Pasando el tiempo

lunes 28 de julio de 2008 0:00

El personaje de Harvey Keitel en la película "Smoke" salía cada mañana de su estanco a la misma hora para hacer una fotografía de la esquina que tenía delante de la tienda, un paisaje urbano de lo más anodino y aparentemente sin interés, pero que al observarlo a través de la evolución de los años ofrecía un curioso testimonio del paso del tiempo en ese barrio neoyorquino. En internet empiezan a circular sitios web de gente que se fotografía frente al espejo cotidianamente nada más levantarse de la cama, con el fin de que se vayan apreciando los estragos que el paso de los años va causando en su físico.
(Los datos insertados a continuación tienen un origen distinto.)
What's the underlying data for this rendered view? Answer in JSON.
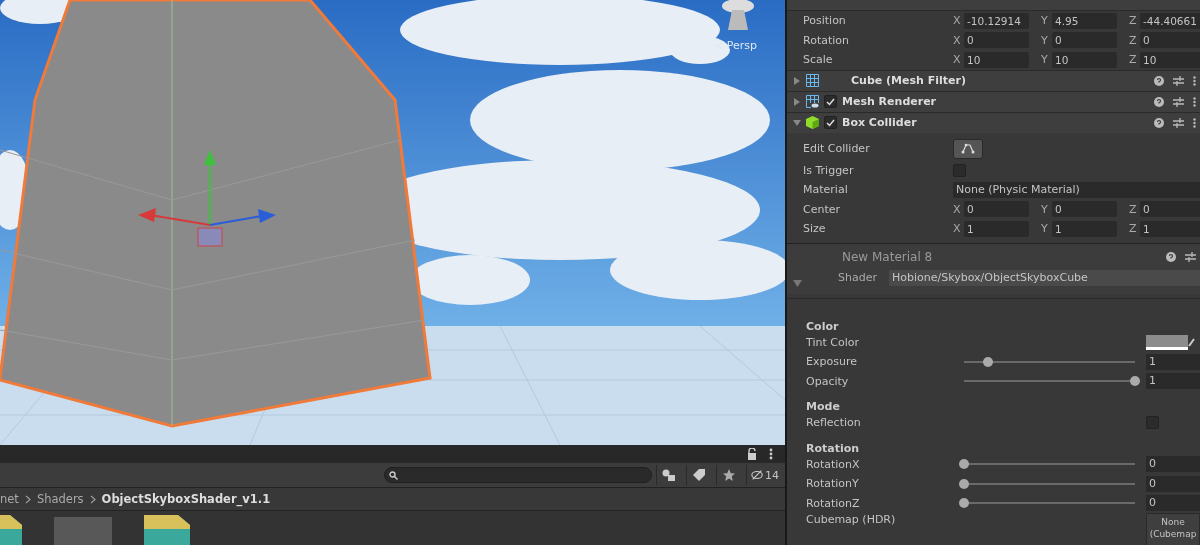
{
  "scene": {
    "view_label": "< Persp"
  },
  "project": {
    "hidden_count": "14",
    "breadcrumb": [
      {
        "label": "net",
        "selected": false
      },
      {
        "label": "Shaders",
        "selected": false
      },
      {
        "label": "ObjectSkyboxShader_v1.1",
        "selected": true
      }
    ],
    "assets": [
      {
        "kind": "shader"
      },
      {
        "kind": "blank"
      },
      {
        "kind": "shader"
      }
    ]
  },
  "inspector": {
    "transform": [
      {
        "label": "Position",
        "fields": [
          {
            "axis": "X",
            "value": "-10.12914"
          },
          {
            "axis": "Y",
            "value": "4.95"
          },
          {
            "axis": "Z",
            "value": "-44.40661"
          }
        ]
      },
      {
        "label": "Rotation",
        "fields": [
          {
            "axis": "X",
            "value": "0"
          },
          {
            "axis": "Y",
            "value": "0"
          },
          {
            "axis": "Z",
            "value": "0"
          }
        ]
      },
      {
        "label": "Scale",
        "fields": [
          {
            "axis": "X",
            "value": "10"
          },
          {
            "axis": "Y",
            "value": "10"
          },
          {
            "axis": "Z",
            "value": "10"
          }
        ]
      }
    ],
    "components": [
      {
        "kind": "filter",
        "name": "Cube (Mesh Filter)",
        "expanded": false
      },
      {
        "kind": "renderer",
        "name": "Mesh Renderer",
        "expanded": false,
        "checked": true
      },
      {
        "kind": "collider",
        "name": "Box Collider",
        "expanded": true,
        "checked": true
      }
    ],
    "collider": [
      {
        "kind": "button",
        "label": "Edit Collider"
      },
      {
        "kind": "checkbox",
        "label": "Is Trigger",
        "checked": false
      },
      {
        "kind": "object",
        "label": "Material",
        "value": "None (Physic Material)"
      },
      {
        "kind": "vector",
        "label": "Center",
        "fields": [
          {
            "axis": "X",
            "value": "0"
          },
          {
            "axis": "Y",
            "value": "0"
          },
          {
            "axis": "Z",
            "value": "0"
          }
        ]
      },
      {
        "kind": "vector",
        "label": "Size",
        "fields": [
          {
            "axis": "X",
            "value": "1"
          },
          {
            "axis": "Y",
            "value": "1"
          },
          {
            "axis": "Z",
            "value": "1"
          }
        ]
      }
    ],
    "material": {
      "name": "New Material 8",
      "shader_label": "Shader",
      "shader": "Hobione/Skybox/ObjectSkyboxCube",
      "expanded": true,
      "sections": [
        {
          "heading": "Color",
          "props": [
            {
              "kind": "color",
              "label": "Tint Color",
              "color": "#8c8c8c"
            },
            {
              "kind": "slider",
              "label": "Exposure",
              "level": 0.14,
              "value": "1"
            },
            {
              "kind": "slider",
              "label": "Opacity",
              "level": 1,
              "value": "1"
            }
          ]
        },
        {
          "heading": "Mode",
          "props": [
            {
              "kind": "checkbox",
              "label": "Reflection",
              "checked": false
            }
          ]
        },
        {
          "heading": "Rotation",
          "props": [
            {
              "kind": "slider",
              "label": "RotationX",
              "level": 0,
              "value": "0"
            },
            {
              "kind": "slider",
              "label": "RotationY",
              "level": 0,
              "value": "0"
            },
            {
              "kind": "slider",
              "label": "RotationZ",
              "level": 0,
              "value": "0"
            },
            {
              "kind": "texture",
              "label": "Cubemap (HDR)",
              "value": "None (Cubemap"
            }
          ]
        }
      ]
    }
  }
}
Es un procedimiento heredado de algunos artistas, que ya hace bastantes décadas (desde que se inventó la fotografía, tal vez) utilizaban este método para confeccionar metáforas fotográficas sobre el paso del tiempo y demás reflexiones que se puedan derivar de un conjunto de fotografías, y el efecto buscado supongo que es el mismo que el que se obtiene en algunos documentales (en especial los que quieren mostrar la construcción de un edificio, o de una plaza, o de un aeropuerto), que luego van pasando las fotos a cámara rápida y con música de fondo para que apreciemos el proceso en su plenitud.

A mí esta clase de experimentos me deprimen, debo confesarlo. No tanto por lo del "cómo hemos cambiado" ni por ver cómo hasta los más guaperas terminan quedándose arrugados, calvos y con papada, sino porque no hay nada que me parezca más triste que mantener una rutina fotográfica de este tipo a lo largo de toda una vida. ¿Se imaginan tener que hacer esto por narices cada día de su existencia, en un acto de autoexigencia salvaje del que no se pueden librar ni cuando se van de viaje, cuando los han echado del trabajo, cuando acaban de descubrir que su mujer les pone los cuernos o cuando fallece su padre? Total, ¿para qué? ¿Para dejar constancia de algo que ya se ve a simple vista? ¿Para enseñarlo a los amigos cuando vengan a cenar a casa y así ponerse melancólicos todos juntos? ¿Y qué pasa si algún día se declara un incendio en su hogar o viene un caco y les roba las instantáneas de los últimos treinta años? Me dirán que hoy con internet ya no existe el peligro: basta con pagar un plus por un Flickr o un Picassa ilimitados y a jugar (siempre y cuando no quiebre la empresa o se les estropee el servidor, claro), y probablemente todos los que cuelgan esta clase de fotos en internet lo hacen con vistas a pasar a la posteridad cibernética como pioneros de un nuevo arte.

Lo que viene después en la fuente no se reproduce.